In the event that a claimant accepts the defendant’s settlement offer, he or she will receive the amount offered in a few months, opposed to however long a trial may take. If the claimant isn’t satisfied with the amount offered, he or she can proceed to a showdown in court under certain stipulations the new law sets forth. Latner explains that the most major of these clauses asserts that “plaintiffs who are not awarded at least 125 percent of the early offer amount will be responsible for the medical provider’s reasonable attorney's fees and costs.”

So even if the plaintiff wins the case, the possibility arises that he or she may still lose money. In essence, this seems to be the true power of the law in that it coerces a claimant to pursue and accept an early offer rather than battle it out in court at the risk of winning a lesser degree of compensation than the initial offer would have provided.
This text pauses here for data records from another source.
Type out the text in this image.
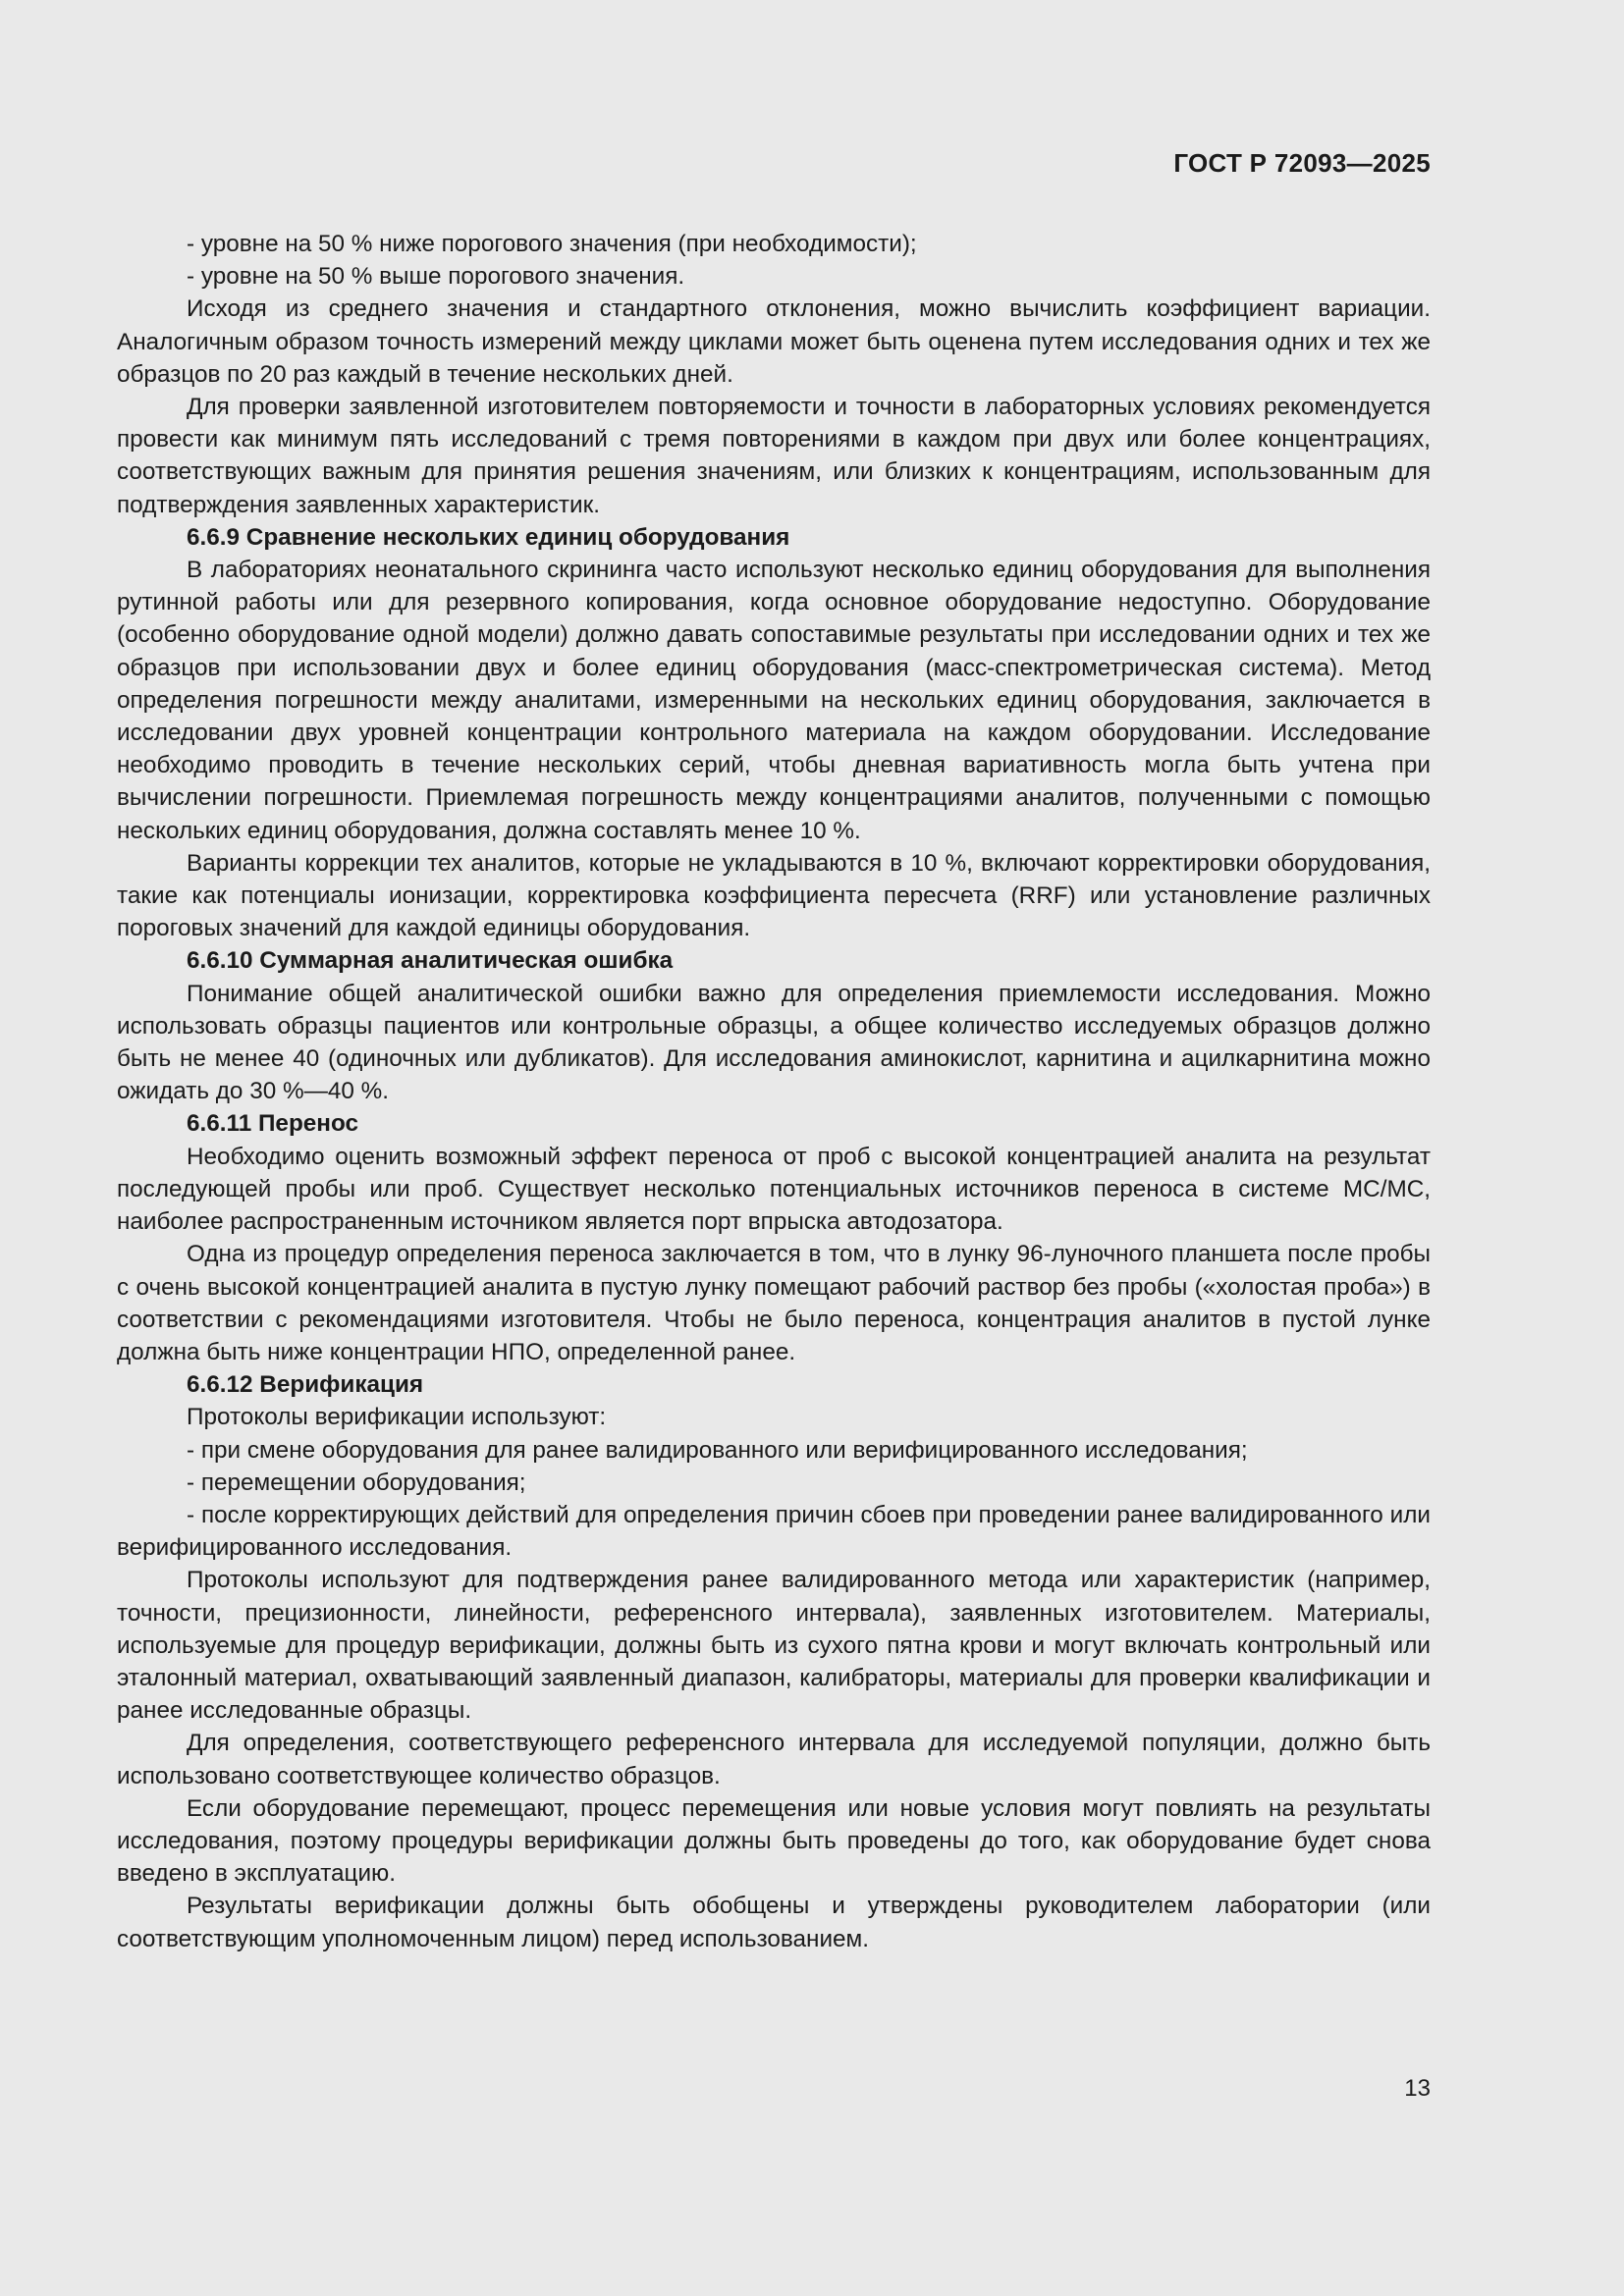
ГОСТ Р 72093—2025

- уровне на 50 % ниже порогового значения (при необходимости);

- уровне на 50 % выше порогового значения.

Исходя из среднего значения и стандартного отклонения, можно вычислить коэффициент вариации. Аналогичным образом точность измерений между циклами может быть оценена путем исследования одних и тех же образцов по 20 раз каждый в течение нескольких дней.

Для проверки заявленной изготовителем повторяемости и точности в лабораторных условиях рекомендуется провести как минимум пять исследований с тремя повторениями в каждом при двух или более концентрациях, соответствующих важным для принятия решения значениям, или близких к концентрациям, использованным для подтверждения заявленных характеристик.

6.6.9 Сравнение нескольких единиц оборудования

В лабораториях неонатального скрининга часто используют несколько единиц оборудования для выполнения рутинной работы или для резервного копирования, когда основное оборудование недоступно. Оборудование (особенно оборудование одной модели) должно давать сопоставимые результаты при исследовании одних и тех же образцов при использовании двух и более единиц оборудования (масс-спектрометрическая система). Метод определения погрешности между аналитами, измеренными на нескольких единиц оборудования, заключается в исследовании двух уровней концентрации контрольного материала на каждом оборудовании. Исследование необходимо проводить в течение нескольких серий, чтобы дневная вариативность могла быть учтена при вычислении погрешности. Приемлемая погрешность между концентрациями аналитов, полученными с помощью нескольких единиц оборудования, должна составлять менее 10 %.

Варианты коррекции тех аналитов, которые не укладываются в 10 %, включают корректировки оборудования, такие как потенциалы ионизации, корректировка коэффициента пересчета (RRF) или установление различных пороговых значений для каждой единицы оборудования.

6.6.10 Суммарная аналитическая ошибка

Понимание общей аналитической ошибки важно для определения приемлемости исследования. Можно использовать образцы пациентов или контрольные образцы, а общее количество исследуемых образцов должно быть не менее 40 (одиночных или дубликатов). Для исследования аминокислот, карнитина и ацилкарнитина можно ожидать до 30 %—40 %.

6.6.11 Перенос

Необходимо оценить возможный эффект переноса от проб с высокой концентрацией аналита на результат последующей пробы или проб. Существует несколько потенциальных источников переноса в системе МС/МС, наиболее распространенным источником является порт впрыска автодозатора.

Одна из процедур определения переноса заключается в том, что в лунку 96-луночного планшета после пробы с очень высокой концентрацией аналита в пустую лунку помещают рабочий раствор без пробы («холостая проба») в соответствии с рекомендациями изготовителя. Чтобы не было переноса, концентрация аналитов в пустой лунке должна быть ниже концентрации НПО, определенной ранее.

6.6.12 Верификация

Протоколы верификации используют:

- при смене оборудования для ранее валидированного или верифицированного исследования;

- перемещении оборудования;

- после корректирующих действий для определения причин сбоев при проведении ранее валидированного или верифицированного исследования.

Протоколы используют для подтверждения ранее валидированного метода или характеристик (например, точности, прецизионности, линейности, референсного интервала), заявленных изготовителем. Материалы, используемые для процедур верификации, должны быть из сухого пятна крови и могут включать контрольный или эталонный материал, охватывающий заявленный диапазон, калибраторы, материалы для проверки квалификации и ранее исследованные образцы.

Для определения, соответствующего референсного интервала для исследуемой популяции, должно быть использовано соответствующее количество образцов.

Если оборудование перемещают, процесс перемещения или новые условия могут повлиять на результаты исследования, поэтому процедуры верификации должны быть проведены до того, как оборудование будет снова введено в эксплуатацию.

Результаты верификации должны быть обобщены и утверждены руководителем лаборатории (или соответствующим уполномоченным лицом) перед использованием.

13
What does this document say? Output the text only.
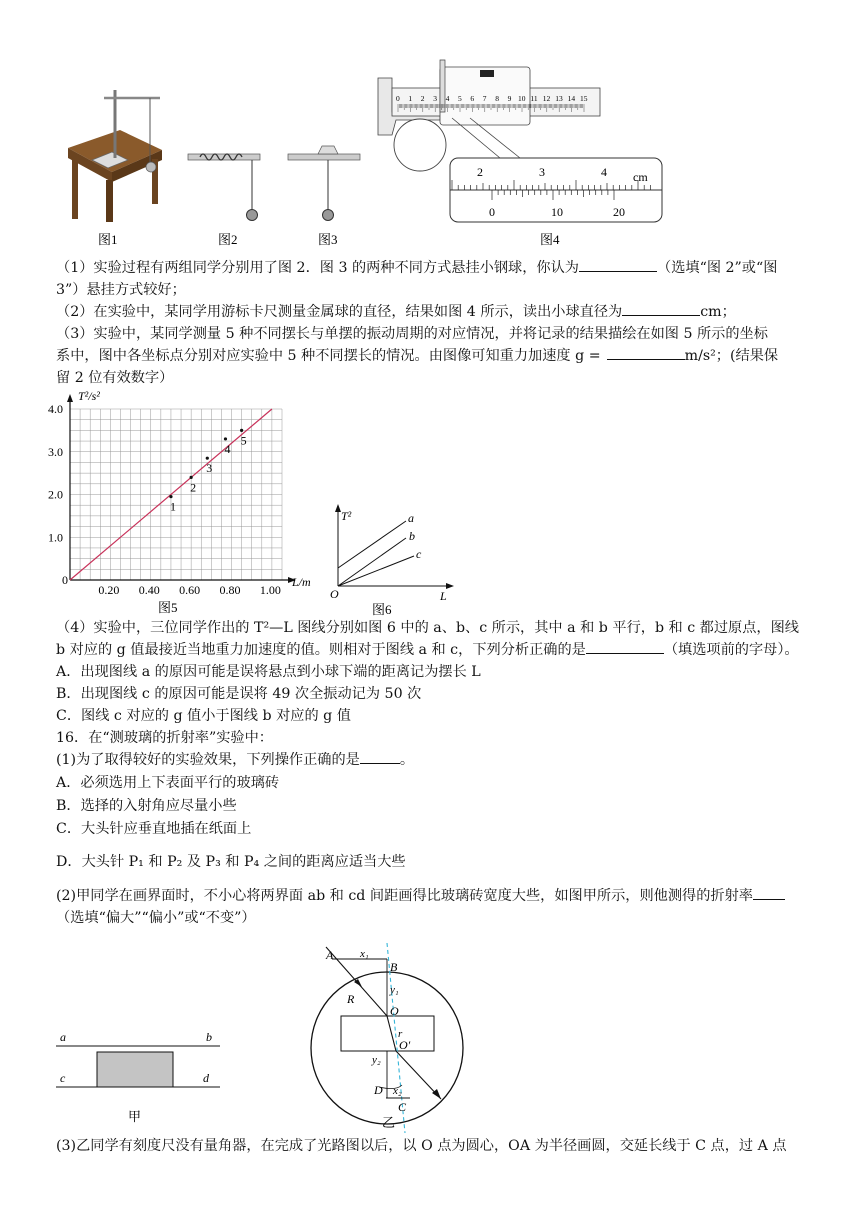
0 1 2 3 4 5 6 7 8 9 10 11 12 13 14 15
2	3	4 cm
0	10	20
图1	图2	图3	图4
（1）实验过程有两组同学分别用了图 2．图 3 的两种不同方式悬挂小钢球，你认为	（选填“图 2”或“图
3”）悬挂方式较好；
（2）在实验中，某同学用游标卡尺测量金属球的直径，结果如图 4 所示，读出小球直径为	cm；
（3）实验中，某同学测量 5 种不同摆长与单摆的振动周期的对应情况，并将记录的结果描绘在如图 5 所示的坐标
系中，图中各坐标点分别对应实验中 5 种不同摆长的情况。由图像可知重力加速度 g =	m/s²；(结果保
留 2 位有效数字）
1
2
3
4
5
T²/s²
L/m
0
0.20 0.40 0.60 0.80 1.00
1.0
2.0
3.0
4.0
图5
T²
O	L
a
b
c
图6
（4）实验中，三位同学作出的 T²—L 图线分别如图 6 中的 a、b、c 所示，其中 a 和 b 平行，b 和 c 都过原点，图线
b 对应的 g 值最接近当地重力加速度的值。则相对于图线 a 和 c，下列分析正确的是	（填选项前的字母）。
A．出现图线 a 的原因可能是误将悬点到小球下端的距离记为摆长 L
B．出现图线 c 的原因可能是误将 49 次全振动记为 50 次
C．图线 c 对应的 g 值小于图线 b 对应的 g 值
16．在“测玻璃的折射率”实验中：
(1)为了取得较好的实验效果，下列操作正确的是	。
A．必须选用上下表面平行的玻璃砖
B．选择的入射角应尽量小些
C．大头针应垂直地插在纸面上
D．大头针 P₁ 和 P₂ 及 P₃ 和 P₄ 之间的距离应适当大些
(2)甲同学在画界面时，不小心将两界面 ab 和 cd 间距画得比玻璃砖宽度大些，如图甲所示，则他测得的折射率
（选填“偏大”“偏小”或“不变”）
a	b
c	d
甲
A x₁
B
y₁
R
O
r
O′
y₂
D x₂
C
乙
(3)乙同学有刻度尺没有量角器，在完成了光路图以后，以 O 点为圆心，OA 为半径画圆，交延长线于 C 点，过 A 点
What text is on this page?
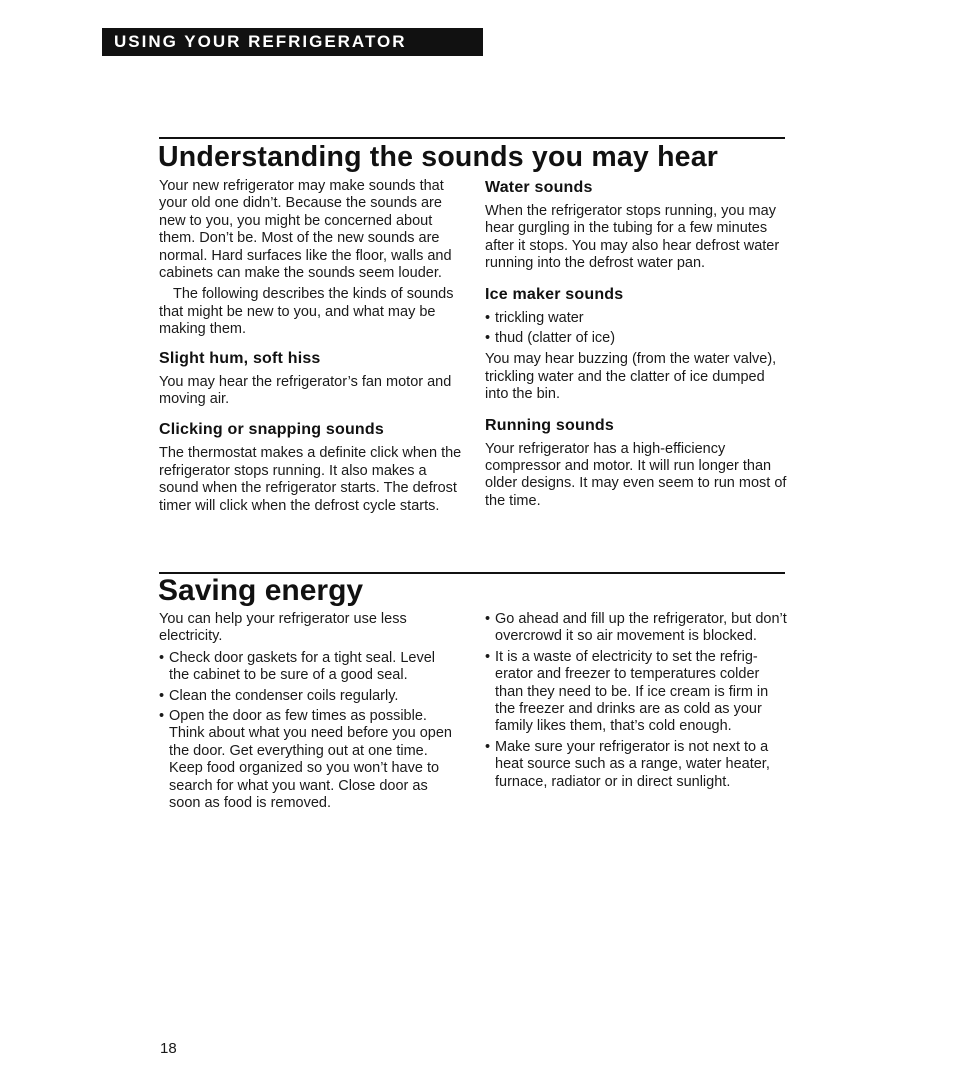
USING YOUR REFRIGERATOR
Understanding the sounds you may hear

Your new refrigerator may make sounds that your old one didn’t. Because the sounds are new to you, you might be concerned about them. Don’t be. Most of the new sounds are normal. Hard surfaces like the floor, walls and cabinets can make the sounds seem louder.

The following describes the kinds of sounds that might be new to you, and what may be making them.

Slight hum, soft hiss

You may hear the refrigerator’s fan motor and moving air.

Clicking or snapping sounds

The thermostat makes a definite click when the refrigerator stops running. It also makes a sound when the refrigerator starts. The defrost timer will click when the defrost cycle starts.

Water sounds

When the refrigerator stops running, you may hear gurgling in the tubing for a few minutes after it stops. You may also hear defrost water running into the defrost water pan.

Ice maker sounds
• trickling water
• thud (clatter of ice)

You may hear buzzing (from the water valve), trickling water and the clatter of ice dumped into the bin.

Running sounds

Your refrigerator has a high-efficiency compressor and motor. It will run longer than older designs. It may even seem to run most of the time.

Saving energy

You can help your refrigerator use less electricity.

• Check door gaskets for a tight seal. Level the cabinet to be sure of a good seal.
• Clean the condenser coils regularly.
• Open the door as few times as possible. Think about what you need before you open the door. Get everything out at one time. Keep food organized so you won’t have to search for what you want. Close door as soon as food is removed.
• Go ahead and fill up the refrigerator, but don’t overcrowd it so air movement is blocked.
• It is a waste of electricity to set the refrig-erator and freezer to temperatures colder than they need to be. If ice cream is firm in the freezer and drinks are as cold as your family likes them, that’s cold enough.
• Make sure your refrigerator is not next to a heat source such as a range, water heater, furnace, radiator or in direct sunlight.
18
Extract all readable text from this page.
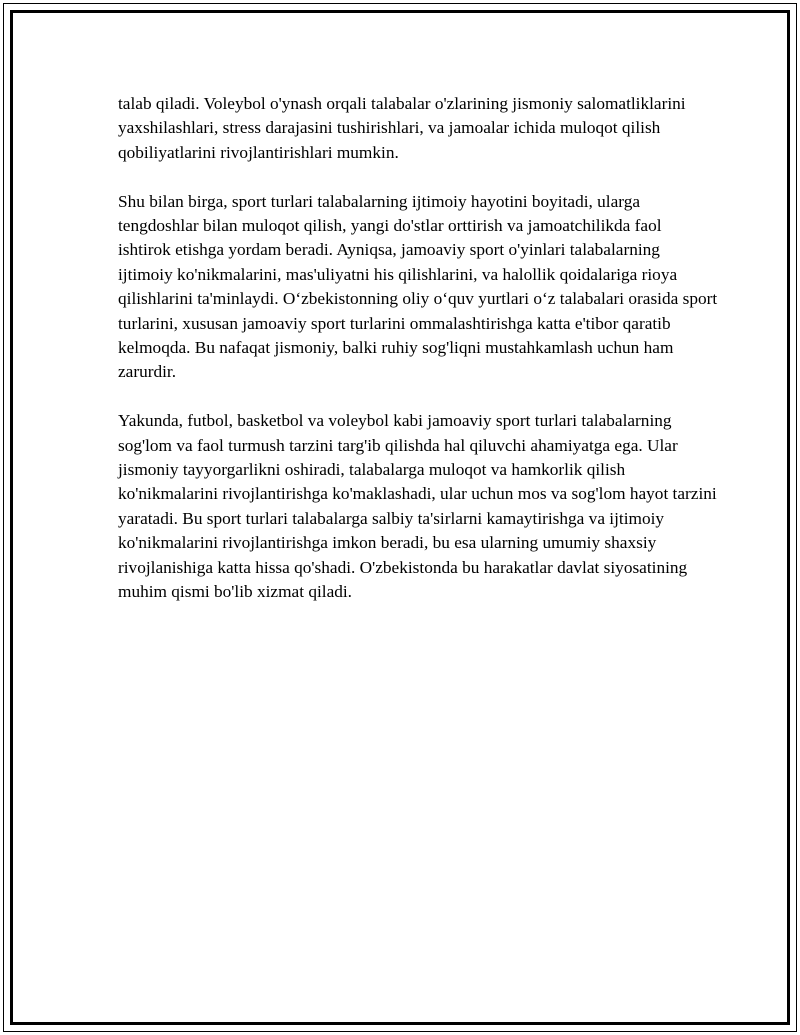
talab qiladi. Voleybol o'ynash orqali talabalar o'zlarining jismoniy salomatliklarini yaxshilashlari, stress darajasini tushirishlari, va jamoalar ichida muloqot qilish qobiliyatlarini rivojlantirishlari mumkin.

Shu bilan birga, sport turlari talabalarning ijtimoiy hayotini boyitadi, ularga tengdoshlar bilan muloqot qilish, yangi do'stlar orttirish va jamoatchilikda faol ishtirok etishga yordam beradi. Ayniqsa, jamoaviy sport o'yinlari talabalarning ijtimoiy ko'nikmalarini, mas'uliyatni his qilishlarini, va halollik qoidalariga rioya qilishlarini ta'minlaydi. O‘zbekistonning oliy o‘quv yurtlari o‘z talabalari orasida sport turlarini, xususan jamoaviy sport turlarini ommalashtirishga katta e'tibor qaratib kelmoqda. Bu nafaqat jismoniy, balki ruhiy sog'liqni mustahkamlash uchun ham zarurdir.

Yakunda, futbol, basketbol va voleybol kabi jamoaviy sport turlari talabalarning sog'lom va faol turmush tarzini targ'ib qilishda hal qiluvchi ahamiyatga ega. Ular jismoniy tayyorgarlikni oshiradi, talabalarga muloqot va hamkorlik qilish ko'nikmalarini rivojlantirishga ko'maklashadi, ular uchun mos va sog'lom hayot tarzini yaratadi. Bu sport turlari talabalarga salbiy ta'sirlarni kamaytirishga va ijtimoiy ko'nikmalarini rivojlantirishga imkon beradi, bu esa ularning umumiy shaxsiy rivojlanishiga katta hissa qo'shadi. O'zbekistonda bu harakatlar davlat siyosatining muhim qismi bo'lib xizmat qiladi.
In my eyes, the new law seems to create advantages and disadvantages on both sides. Surely, it has made the process of receiving compensation in the case of medical malpractice much easier for a claimant. At the same time, however, it appears to offer a great deal of protection to healthcare providers when they make mistakes of varying magnitude. This is nice, I suppose, because everyone makes mistakes – they just don’t always affect a fellow human being’s health – the one thing every living person needs to survive.

So, in summation and in my opinion, the “early offer” law saves time, money and effort for all involved, but it also allows negligent healthcare providers to save face by keeping their mistakes out of both the courtroom and the public eye in the case of a confidential settlement. Lawmakers insist that the law supports the common citizen in his or her pursuit of compensation for medical malpractice, but doesn’t it appear to protect shoddy medical practitioners to a slightly unhealthy degree? You be the judge.